The filing of the reply appears to clear the way for the Court to consider the case of Al-Marri v. Pucciarelli (08-368) at its private Conference set for Tuesday, Nov. 25.

The Justice Department, in opposing review, urged the Court to let the case return to a U.S. District Court in South Carolina, where the Fourth Circuit Court had ruled the case should go so that al-Marri could have a more extensive opportunity to challenge his detention.  He was arrested at his home in Peoria, Ill., and has been held at the U.S. Navy brig in Charleston, S.C.  At the time of his original seizure, he was legally in the U.S. and attending graduate school.  The Fourth Circuit, while upholding the President’s domestic detention power in a case like al-Marri’s, concluded that he had not has a sufficient court review of his habeas challenge.  The Justice Department opposition brief also made a full-scale defense of the detention authority at stake.

In reply, al-Marri’s counsel argued that “the dispositive legal question in this case is whether a terrorism suspect lawfully residing in the United States can be detained by the military, potentially for life, without criminal trial. A ruling by this Court that such detention is unlawful would put an immediate end to this action, avoid what may be years more of extensive district court and appellate proceedings, and still allow the government the option of pursuing a criminal prosecution.”

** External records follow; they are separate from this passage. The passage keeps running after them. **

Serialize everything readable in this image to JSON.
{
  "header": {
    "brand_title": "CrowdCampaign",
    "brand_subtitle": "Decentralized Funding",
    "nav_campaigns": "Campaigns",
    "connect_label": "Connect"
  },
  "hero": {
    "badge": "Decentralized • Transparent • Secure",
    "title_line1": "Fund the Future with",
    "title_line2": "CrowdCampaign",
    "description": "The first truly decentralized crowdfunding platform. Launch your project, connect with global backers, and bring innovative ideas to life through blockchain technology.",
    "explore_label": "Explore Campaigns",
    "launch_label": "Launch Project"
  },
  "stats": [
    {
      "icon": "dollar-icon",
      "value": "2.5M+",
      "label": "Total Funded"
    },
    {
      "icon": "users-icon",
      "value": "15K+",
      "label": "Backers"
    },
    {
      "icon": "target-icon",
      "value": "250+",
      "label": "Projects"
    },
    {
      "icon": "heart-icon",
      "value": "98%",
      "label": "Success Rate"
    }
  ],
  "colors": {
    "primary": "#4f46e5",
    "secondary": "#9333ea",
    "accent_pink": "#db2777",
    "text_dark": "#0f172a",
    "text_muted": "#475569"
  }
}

Delay. however, would “severely prejudice” al-Marri, “leave open the threat that other persons residing in the United States (including American citizens) could likewise be subject to military detention by presidential proclamation, and distort ongoing criminal matters by giving the government unjust leverage over defendants in terrorism cases.”

On the constitutionality of domestic detention, the reply contended that the Fourth Circuit read into the post-9/11 Resolution passed by Congress “an unexpressed and unprecedented congressional authorization for the military to seize any person in the United States that the president declares an ‘enemy combatant,’ and then to hold that person in military custody based on a government official’s hearsay declaration.”